California's two-and-a-half-year-old ban on the delicious fatty liver known as foie gras has come to a sudden end, as Eater SF is reporting. Napa chef Ken Frank, who along with a few other chefs had been trying to get the courts to recognize the infringement on interstate commerce that the ban represented, is declaring victory after a federal judge today ruled that the importing of of foie gras from out-of-state is perfectly legal. Frank plans to put the stuff back on his menu at La Toque tonight.

The Chronicle is confirming the news, likely also via a celebratory email from Frank, but details about the decision have not yet been released. As of October the U.S. Supreme Court had refused to hear an appeal of a federal judge's 2013 decision upholding the ban. In that case, the same argument about interstate commerce had been made. We'll update you as more details become clear.

California chefs who love the stuff, like LA's Ludo Lefebvre and SF's David Bazirgan (Dirty Habit), will be wasting no time serving it again. [Update: Here's where to find it tonight in SF.]

Even as the delicacy is losing favor in France, foie gras has gained a kind of underground cult status on the West Coast as a result of the ban, with chefs occasionally (and as recently as this week in SF) slyly adding some surprise foie to a dish as a "gift," therefore skirting the ban. The law, which passed in 2004 but did not take effect until July 2012, was effective in putting Sonoma's only foie operation, Sonoma Artisan Foie Gras, out of commission. However foie gras continues to be produced by New York-based LaBelle Farms and Hudson Valley Foie Gras.

Animal rights activists will no doubt to continue to battle this one out, but as many important food folks including Michael Pollan have pointed out, the factory farms in our country that create disgusting and inhumane conditions for millions of animals every day are a far more important target than the country's tiny foie gras producers — and some have also argued that ducks and geese, which don't have the same esophaguses or gag reflexes that we have, don't especially mind being force-fed.

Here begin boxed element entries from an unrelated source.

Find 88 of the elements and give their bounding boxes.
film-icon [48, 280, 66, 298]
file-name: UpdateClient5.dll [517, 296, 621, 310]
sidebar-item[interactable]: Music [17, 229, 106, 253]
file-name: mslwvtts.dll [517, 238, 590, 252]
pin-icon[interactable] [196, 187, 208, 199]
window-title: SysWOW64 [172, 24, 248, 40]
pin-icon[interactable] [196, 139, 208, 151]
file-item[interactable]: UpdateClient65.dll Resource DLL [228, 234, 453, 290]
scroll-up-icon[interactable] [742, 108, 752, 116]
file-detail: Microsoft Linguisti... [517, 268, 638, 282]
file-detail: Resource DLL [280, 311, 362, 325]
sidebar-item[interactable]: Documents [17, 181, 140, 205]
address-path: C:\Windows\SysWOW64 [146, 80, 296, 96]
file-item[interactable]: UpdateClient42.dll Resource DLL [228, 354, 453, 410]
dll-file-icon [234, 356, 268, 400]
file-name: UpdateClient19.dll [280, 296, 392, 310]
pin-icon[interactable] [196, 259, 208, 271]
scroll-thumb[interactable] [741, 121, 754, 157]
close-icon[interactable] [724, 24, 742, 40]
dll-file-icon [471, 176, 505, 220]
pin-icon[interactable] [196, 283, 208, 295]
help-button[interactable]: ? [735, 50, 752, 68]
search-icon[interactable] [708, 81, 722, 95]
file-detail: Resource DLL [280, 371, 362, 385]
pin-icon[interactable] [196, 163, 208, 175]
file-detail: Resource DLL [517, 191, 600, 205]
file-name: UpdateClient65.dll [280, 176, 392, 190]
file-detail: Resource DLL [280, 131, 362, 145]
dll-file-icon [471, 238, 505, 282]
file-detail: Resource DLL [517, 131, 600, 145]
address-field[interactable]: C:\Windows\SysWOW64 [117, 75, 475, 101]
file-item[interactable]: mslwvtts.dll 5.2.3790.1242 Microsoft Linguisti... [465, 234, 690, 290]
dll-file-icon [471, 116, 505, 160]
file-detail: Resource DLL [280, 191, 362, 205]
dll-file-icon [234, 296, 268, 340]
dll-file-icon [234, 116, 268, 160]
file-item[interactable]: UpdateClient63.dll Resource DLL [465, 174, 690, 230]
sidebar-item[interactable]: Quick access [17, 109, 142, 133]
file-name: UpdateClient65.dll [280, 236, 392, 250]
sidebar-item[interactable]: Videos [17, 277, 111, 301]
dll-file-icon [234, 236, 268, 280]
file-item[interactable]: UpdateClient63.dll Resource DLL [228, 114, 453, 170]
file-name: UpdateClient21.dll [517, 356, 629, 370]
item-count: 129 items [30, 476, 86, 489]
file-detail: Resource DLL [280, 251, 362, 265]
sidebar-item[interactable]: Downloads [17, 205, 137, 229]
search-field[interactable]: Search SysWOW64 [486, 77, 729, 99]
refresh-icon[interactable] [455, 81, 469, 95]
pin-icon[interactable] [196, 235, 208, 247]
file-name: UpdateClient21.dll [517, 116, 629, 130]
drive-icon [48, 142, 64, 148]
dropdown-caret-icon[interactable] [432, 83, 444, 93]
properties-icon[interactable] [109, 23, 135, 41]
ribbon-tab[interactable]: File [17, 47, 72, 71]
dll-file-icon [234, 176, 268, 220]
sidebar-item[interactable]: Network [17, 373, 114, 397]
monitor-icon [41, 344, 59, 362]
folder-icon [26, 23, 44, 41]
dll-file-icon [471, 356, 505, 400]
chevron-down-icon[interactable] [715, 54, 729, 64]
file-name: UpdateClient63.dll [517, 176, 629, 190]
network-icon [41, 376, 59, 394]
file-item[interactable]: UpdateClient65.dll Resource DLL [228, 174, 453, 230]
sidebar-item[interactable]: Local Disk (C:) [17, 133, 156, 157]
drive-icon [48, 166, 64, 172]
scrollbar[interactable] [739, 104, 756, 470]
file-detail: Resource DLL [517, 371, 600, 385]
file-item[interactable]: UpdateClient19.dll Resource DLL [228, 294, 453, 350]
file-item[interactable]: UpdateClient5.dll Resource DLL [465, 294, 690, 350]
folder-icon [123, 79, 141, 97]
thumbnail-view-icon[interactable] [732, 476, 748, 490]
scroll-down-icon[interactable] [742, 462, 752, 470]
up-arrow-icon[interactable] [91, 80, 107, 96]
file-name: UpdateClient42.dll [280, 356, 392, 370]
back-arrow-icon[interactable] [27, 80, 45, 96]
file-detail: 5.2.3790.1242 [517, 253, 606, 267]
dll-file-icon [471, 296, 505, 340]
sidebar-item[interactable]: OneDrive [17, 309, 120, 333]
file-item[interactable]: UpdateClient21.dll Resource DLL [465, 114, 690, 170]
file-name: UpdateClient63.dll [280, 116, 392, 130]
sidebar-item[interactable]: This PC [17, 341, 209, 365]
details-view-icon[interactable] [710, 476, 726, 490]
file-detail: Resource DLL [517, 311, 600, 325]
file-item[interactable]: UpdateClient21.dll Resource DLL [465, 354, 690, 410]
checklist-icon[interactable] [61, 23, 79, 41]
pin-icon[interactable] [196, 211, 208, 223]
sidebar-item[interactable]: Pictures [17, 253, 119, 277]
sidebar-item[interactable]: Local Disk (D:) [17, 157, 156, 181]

So far there's only been one successful operation, in Spain, in which geese on a farm have been conditioned to believe they are wild, and therefore naturally overeat and fatten their own livers in preparation for migration, producing the only "humane" foie gras product. New York chef Dan Barber attempted to replicate this in the U.S., as he discussed in this TED Talk, but was unsuccessful.

From a personal standpoint, I like the more funky and flavorful pâté that comes from regular duck liver, or even chicken liver. And while I always appreciated the delicate, melty qualities of ultra-rich foie in great moderation, all moderation went out the window when the ban was looming back in 2012 (and I was writing for the now defunct Grub Street San Francisco), and chefs all over the Bay Area were doing ridiculously decadent all-foie tasting menus. See some examples of the pre-ban insanity here.

Expect Burger Bar's Rossini Burger, and Craftsman & Wolves' infamous Devil Inside muffin, to return tout de suite.

Update: Here is the full ruling from Judge Stephen Wilson, which states in part that "California cannot regulate foie gras products’ ingredients by creatively phrasing its law in terms of the manner in which those ingredients were produced." He ruled that there is, indeed, financial injury to the out-of-state producers of foie gras who lost all their California business. And he also invokes a 2002 ruling by the 9th Circuit (National Audubon Society, Inc. v. Davis) that allowed trappers to use certain banned traps and poisons because they were being done unjust economic harm by the ban.